Why build your own auth?

There are services and libraries that handle authentication for you — Auth0, Clerk, Better Auth, Supabase Auth, Firebase Auth. You add their SDK, configure a dashboard, and get login pages without writing auth code yourself.

So why does this starter ship its own auth instead?

It starts with email

The one thing every app needs is a way to reach the user. When someone forgets their password, you need a channel to help them — and that channel is email.

But anyone can type your email into a signup form. So you verify it. Until verified, the email is considered invalid. That verification step is what makes the rest of auth trustworthy.

Once you accept that, the feature list writes itself: signup, login, verify email, forgot password, reset password. That's quite a few pages, but that's basically all of auth.

The other approach is OAuth — let a provider like Google handle the password entirely. The user's email is already verified by Google, so you skip verification and password management altogether. The starter supports both: email/password for the baseline, OAuth for convenience.

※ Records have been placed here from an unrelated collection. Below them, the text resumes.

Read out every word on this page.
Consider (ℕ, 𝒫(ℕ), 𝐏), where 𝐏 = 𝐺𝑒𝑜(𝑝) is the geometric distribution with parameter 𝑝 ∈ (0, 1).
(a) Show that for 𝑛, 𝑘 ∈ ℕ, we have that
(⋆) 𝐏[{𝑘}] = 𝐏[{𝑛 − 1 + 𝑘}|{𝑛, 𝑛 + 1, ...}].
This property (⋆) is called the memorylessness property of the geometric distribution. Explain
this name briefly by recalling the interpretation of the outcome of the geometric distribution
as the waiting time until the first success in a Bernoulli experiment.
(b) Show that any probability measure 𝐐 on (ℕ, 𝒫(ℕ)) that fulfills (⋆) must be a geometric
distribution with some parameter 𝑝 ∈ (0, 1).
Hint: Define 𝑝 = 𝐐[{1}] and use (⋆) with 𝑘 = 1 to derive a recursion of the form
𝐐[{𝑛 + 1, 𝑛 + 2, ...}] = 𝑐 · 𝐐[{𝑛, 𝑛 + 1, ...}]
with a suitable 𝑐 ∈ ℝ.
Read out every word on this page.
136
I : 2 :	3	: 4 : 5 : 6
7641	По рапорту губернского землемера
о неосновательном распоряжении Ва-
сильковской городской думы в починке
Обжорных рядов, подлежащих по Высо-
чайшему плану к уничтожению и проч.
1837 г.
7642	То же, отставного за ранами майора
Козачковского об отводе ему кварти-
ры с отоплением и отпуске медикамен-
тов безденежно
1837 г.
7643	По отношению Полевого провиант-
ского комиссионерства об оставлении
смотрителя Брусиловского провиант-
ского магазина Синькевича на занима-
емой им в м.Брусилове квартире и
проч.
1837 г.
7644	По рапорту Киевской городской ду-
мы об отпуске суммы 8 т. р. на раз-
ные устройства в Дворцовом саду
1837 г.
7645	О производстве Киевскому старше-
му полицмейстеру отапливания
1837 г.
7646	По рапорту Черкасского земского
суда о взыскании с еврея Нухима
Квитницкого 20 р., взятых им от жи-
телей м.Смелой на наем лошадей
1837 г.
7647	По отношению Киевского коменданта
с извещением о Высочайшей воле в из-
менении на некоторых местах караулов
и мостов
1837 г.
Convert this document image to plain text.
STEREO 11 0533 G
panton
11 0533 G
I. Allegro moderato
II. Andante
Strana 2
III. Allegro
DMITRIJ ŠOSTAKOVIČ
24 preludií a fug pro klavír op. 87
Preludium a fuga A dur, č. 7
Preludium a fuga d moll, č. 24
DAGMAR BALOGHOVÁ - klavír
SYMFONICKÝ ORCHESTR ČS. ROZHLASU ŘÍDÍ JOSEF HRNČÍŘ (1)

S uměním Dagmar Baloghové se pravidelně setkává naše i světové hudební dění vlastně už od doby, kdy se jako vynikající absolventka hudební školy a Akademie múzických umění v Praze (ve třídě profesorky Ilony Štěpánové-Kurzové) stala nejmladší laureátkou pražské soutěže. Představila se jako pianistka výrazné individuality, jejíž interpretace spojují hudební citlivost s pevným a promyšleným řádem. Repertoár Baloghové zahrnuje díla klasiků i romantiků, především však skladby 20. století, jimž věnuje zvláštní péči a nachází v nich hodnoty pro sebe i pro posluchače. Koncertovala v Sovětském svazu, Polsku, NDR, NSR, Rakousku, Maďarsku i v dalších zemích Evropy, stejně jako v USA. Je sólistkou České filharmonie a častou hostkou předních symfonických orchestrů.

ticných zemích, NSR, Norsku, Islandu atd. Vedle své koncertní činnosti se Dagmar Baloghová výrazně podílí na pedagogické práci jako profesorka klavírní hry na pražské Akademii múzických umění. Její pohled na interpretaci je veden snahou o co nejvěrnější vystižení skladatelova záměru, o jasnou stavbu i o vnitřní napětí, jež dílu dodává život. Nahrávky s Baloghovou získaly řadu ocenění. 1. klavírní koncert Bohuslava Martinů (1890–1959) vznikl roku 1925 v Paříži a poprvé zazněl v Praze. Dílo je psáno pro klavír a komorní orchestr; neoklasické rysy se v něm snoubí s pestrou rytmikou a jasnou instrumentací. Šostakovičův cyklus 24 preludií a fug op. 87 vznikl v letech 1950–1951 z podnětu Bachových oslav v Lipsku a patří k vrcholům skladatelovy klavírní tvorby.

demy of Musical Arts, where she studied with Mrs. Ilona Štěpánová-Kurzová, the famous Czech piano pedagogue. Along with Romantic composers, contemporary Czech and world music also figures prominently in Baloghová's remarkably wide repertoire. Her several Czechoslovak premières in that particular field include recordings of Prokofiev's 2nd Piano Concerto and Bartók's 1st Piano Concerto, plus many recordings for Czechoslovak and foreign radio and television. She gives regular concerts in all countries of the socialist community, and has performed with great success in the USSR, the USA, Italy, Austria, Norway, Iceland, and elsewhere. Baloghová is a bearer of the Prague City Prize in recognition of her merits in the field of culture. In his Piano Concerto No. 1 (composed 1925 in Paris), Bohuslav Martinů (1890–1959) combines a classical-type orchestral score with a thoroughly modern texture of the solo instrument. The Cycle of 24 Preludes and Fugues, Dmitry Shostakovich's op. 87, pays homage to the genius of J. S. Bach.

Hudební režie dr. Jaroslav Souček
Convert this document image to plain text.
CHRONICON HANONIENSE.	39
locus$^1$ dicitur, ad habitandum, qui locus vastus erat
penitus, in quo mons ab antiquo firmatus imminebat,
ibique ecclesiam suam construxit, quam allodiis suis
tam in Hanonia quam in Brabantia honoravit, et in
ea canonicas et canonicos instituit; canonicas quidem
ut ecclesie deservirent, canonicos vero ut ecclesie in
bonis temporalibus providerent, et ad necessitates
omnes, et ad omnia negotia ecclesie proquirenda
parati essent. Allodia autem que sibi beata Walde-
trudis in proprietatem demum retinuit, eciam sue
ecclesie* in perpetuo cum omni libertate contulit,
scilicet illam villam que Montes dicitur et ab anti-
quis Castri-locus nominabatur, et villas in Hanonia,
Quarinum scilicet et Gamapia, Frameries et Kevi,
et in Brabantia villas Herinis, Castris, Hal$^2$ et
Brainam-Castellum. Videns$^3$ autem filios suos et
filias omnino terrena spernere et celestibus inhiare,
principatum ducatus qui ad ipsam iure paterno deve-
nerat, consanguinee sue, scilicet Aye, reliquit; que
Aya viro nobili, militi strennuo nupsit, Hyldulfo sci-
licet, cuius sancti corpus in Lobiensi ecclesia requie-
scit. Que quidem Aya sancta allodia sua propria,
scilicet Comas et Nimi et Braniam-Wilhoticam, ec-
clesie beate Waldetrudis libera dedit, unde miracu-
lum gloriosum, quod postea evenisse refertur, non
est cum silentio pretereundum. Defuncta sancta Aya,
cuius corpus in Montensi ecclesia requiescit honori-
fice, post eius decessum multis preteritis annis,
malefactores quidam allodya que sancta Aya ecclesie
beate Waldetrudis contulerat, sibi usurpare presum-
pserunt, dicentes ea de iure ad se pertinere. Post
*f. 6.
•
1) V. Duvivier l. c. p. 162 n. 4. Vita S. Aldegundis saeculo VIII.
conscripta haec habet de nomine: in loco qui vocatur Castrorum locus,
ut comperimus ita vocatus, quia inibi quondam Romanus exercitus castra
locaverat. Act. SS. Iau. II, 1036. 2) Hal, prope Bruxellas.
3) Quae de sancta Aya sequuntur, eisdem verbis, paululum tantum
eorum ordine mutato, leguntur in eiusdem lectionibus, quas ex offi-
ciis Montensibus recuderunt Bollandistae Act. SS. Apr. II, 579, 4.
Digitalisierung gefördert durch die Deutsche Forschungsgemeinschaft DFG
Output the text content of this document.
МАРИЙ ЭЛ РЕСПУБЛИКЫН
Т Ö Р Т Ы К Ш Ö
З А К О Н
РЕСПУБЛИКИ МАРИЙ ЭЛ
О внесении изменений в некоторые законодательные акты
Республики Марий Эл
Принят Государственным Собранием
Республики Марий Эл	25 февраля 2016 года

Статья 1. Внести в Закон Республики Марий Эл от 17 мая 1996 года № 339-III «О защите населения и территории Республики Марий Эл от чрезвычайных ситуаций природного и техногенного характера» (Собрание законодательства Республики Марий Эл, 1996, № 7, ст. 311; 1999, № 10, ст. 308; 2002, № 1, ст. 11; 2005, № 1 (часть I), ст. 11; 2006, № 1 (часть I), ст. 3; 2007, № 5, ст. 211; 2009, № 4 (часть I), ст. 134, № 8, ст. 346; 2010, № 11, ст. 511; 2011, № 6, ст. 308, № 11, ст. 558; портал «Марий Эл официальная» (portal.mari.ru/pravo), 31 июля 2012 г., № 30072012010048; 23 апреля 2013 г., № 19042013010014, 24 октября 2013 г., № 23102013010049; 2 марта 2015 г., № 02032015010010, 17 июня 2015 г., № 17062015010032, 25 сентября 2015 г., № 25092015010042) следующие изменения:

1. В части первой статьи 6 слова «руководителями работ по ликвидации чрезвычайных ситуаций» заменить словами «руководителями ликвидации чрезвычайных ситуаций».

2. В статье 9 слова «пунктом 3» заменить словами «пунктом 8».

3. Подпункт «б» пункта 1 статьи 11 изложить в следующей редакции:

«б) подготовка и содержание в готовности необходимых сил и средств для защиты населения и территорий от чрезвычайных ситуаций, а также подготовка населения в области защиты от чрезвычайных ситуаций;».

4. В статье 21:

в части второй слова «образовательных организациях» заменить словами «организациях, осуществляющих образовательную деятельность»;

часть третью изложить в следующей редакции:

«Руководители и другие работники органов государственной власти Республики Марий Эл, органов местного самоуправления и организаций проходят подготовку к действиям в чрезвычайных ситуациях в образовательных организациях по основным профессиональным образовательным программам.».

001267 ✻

It's not as scary as it sounds

Auth has a reputation for being scary. But the core is just a few ideas:

  • A users table with hashed passwords
  • A signed cookie that remembers who's logged in
  • A guard function that checks the cookie before showing a page
  • For OAuth, a library like Arctic that handles the provider handshake in a few lines

The starter wires these together for you. Once you walk through the code, you'll see there's no magic — just routes, a database, and a cookie.

Simplicity is security

"Complexity is the worst enemy of security." — Bruce Schneier

Auth services add layers: SDKs, dashboards, token exchanges, webhook callbacks, version upgrades you don't control. Each layer is a place where things can break — or be exploited. The more moving parts, the harder it is to reason about what's actually happening when a user logs in.

The starter's auth is simple on purpose. A users table, a hashed password, a signed cookie. No black box — you can read every line. When something breaks, you debug your own code, not a third-party service's status page.

Auth services are a valid choice for teams that need them. But for most apps, the simpler path is also the safer one.